I don't do enough reviews these days so I've decided to post my thoughts on intriguing things as I find or revisit them. Anything relevant to the blog that seems worth looking at.

Here's a classic to start. Incredibly, John Till at Fate SF just posted his own review of it.

Stalker (1979)

A film adaptation of a Russian SF novel, Roadside Picnic; directed by Andrei Tarkovsky.

One man leads two others into a mysterious, militarily quarantined Zone - an overgrown ruined landscape, possibly struck by a meteorite, possibly the site of an extraterrestrial stopover, a form of roadside picnic - hoping to reach a chamber believed to grant wishes.

This is one of the most old school D&D films I've seen, without being related to D&D in any overt way, and it has a rich, dense terrain that might surprise and inspire wargamers too. The central location - the landscape of the Zone - is arguably at the heart of the film.


Average shot length is long and many of the views are conflictingly beautiful; a few are revelatory. One short sequence soon after the arrival in the Zone may even express the essences of novel and film in just a few seconds. It may be a lethal beauty too if the location really did poison crew members. Many images show or suggest the action and interactions of water, and the effects of this in some cases appear almost otherworldly.

Dialogue is light then heavy by turns, and reflects the region and era, in this case the eastern bloc of the 1970s, part of an ongoing debate on life there, and indirectly human nature. I have a lot of time for this in general, but here I'd argue it adds very little, and covers ground covered
better elsewhere, largely distracting from the magic of the site and situation. I'd say the long tracking shot over the water as the group rests says far more than much of the back and forth, or a key monologue, and is almost a film in itself.



Certain decisions, and partly the stylisation, mean that much of the journey seems to me messily loose, lacking in tension; the one detail I thought was outstandingly creepy is more or less ignored by the characters. But taking a long view this detail is also optimistic, and true to the underlying continuities seen in the film. One or two elements, like the tactical nuke, seem out of place, even if the language did later extend to the exclusion zone at Chernobyl, and inspire the PC game S.T.A.L.K.E.R. The overall feel is more that of an experimental play than a feature film, and that may have been deliberate.

If this lack of tension was intended - and I'm not convinced - it would more strongly imply a particular reading, that there is no wish-granting chamber in the sense it's understood by the Writer and Professor. But this reading may be undermined by the final scene, one that's arguably the only element classifying the film as SF, even if the implications of the event shown seem at odds with the sensitivities of the film as a whole. What could any new technology achieve in light of the failings of the existing, presented on screen?

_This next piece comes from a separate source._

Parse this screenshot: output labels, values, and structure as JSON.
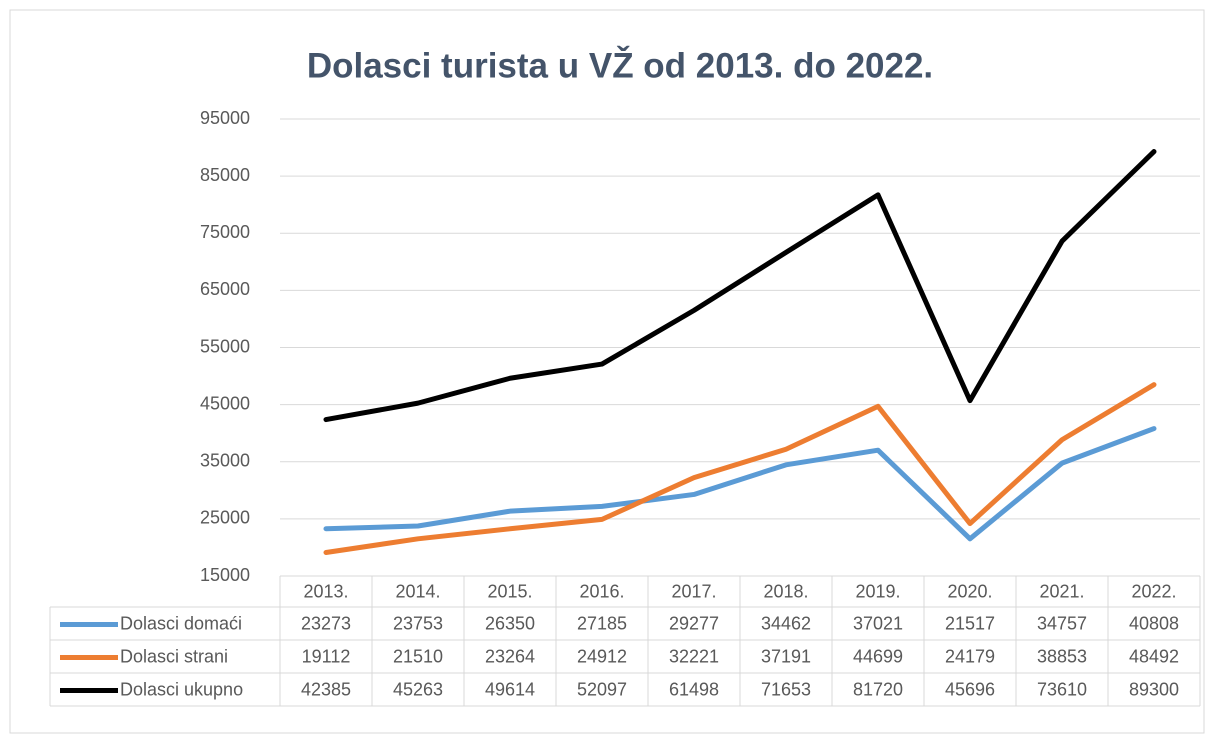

But this scene itself is undermined in the way the fourth wall is broken just before: could the whole film be a projection of a wife's disappointment in a husband, and a mother's hopes for a daughter? Or is the final scene a variant first reading, with the daughter living out a fantasy? What are the trains carrying? Where? What are our screens showing?

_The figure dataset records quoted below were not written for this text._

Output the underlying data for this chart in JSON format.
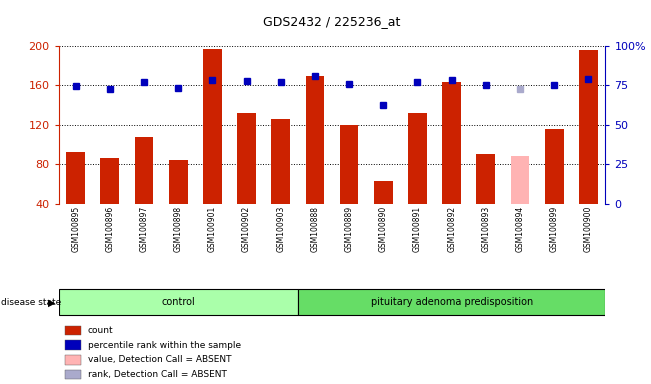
{
  "title": "GDS2432 / 225236_at",
  "samples": [
    "GSM100895",
    "GSM100896",
    "GSM100897",
    "GSM100898",
    "GSM100901",
    "GSM100902",
    "GSM100903",
    "GSM100888",
    "GSM100889",
    "GSM100890",
    "GSM100891",
    "GSM100892",
    "GSM100893",
    "GSM100894",
    "GSM100899",
    "GSM100900"
  ],
  "bar_values": [
    92,
    86,
    108,
    84,
    197,
    132,
    126,
    170,
    120,
    63,
    132,
    163,
    90,
    88,
    116,
    196
  ],
  "bar_colors": [
    "#cc2200",
    "#cc2200",
    "#cc2200",
    "#cc2200",
    "#cc2200",
    "#cc2200",
    "#cc2200",
    "#cc2200",
    "#cc2200",
    "#cc2200",
    "#cc2200",
    "#cc2200",
    "#cc2200",
    "#ffb3b3",
    "#cc2200",
    "#cc2200"
  ],
  "dot_values": [
    159,
    156,
    163,
    157,
    166,
    165,
    164,
    170,
    161,
    140,
    164,
    166,
    160,
    156,
    160,
    167
  ],
  "dot_colors": [
    "#0000bb",
    "#0000bb",
    "#0000bb",
    "#0000bb",
    "#0000bb",
    "#0000bb",
    "#0000bb",
    "#0000bb",
    "#0000bb",
    "#0000bb",
    "#0000bb",
    "#0000bb",
    "#0000bb",
    "#aaaacc",
    "#0000bb",
    "#0000bb"
  ],
  "group_labels": [
    "control",
    "pituitary adenoma predisposition"
  ],
  "ctrl_count": 7,
  "ylim_left": [
    40,
    200
  ],
  "ylim_right": [
    0,
    100
  ],
  "yticks_left": [
    40,
    80,
    120,
    160,
    200
  ],
  "yticks_right": [
    0,
    25,
    50,
    75,
    100
  ],
  "ytick_labels_right": [
    "0",
    "25",
    "50",
    "75",
    "100%"
  ],
  "legend_items": [
    {
      "label": "count",
      "color": "#cc2200"
    },
    {
      "label": "percentile rank within the sample",
      "color": "#0000bb"
    },
    {
      "label": "value, Detection Call = ABSENT",
      "color": "#ffb3b3"
    },
    {
      "label": "rank, Detection Call = ABSENT",
      "color": "#aaaacc"
    }
  ]
}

In summary, a fine way to spend a couple of hours. The style may grate and the content might be patchy, but the suggestion and the vast space for reflection are the substance.

I'll also offer a few starting points for further exploration of the ideas, aspects or moods: in this case, I'd say look at Roadside Picnic, The Captive Mind by MiƂosz, All The Anne Franks, The Wizard of Oz of 1939, "The Secret Life of Walter Mitty", Matilda, Life After People, Solaris - the novel and the second film adaptation - and Picnic at Hanging Rock.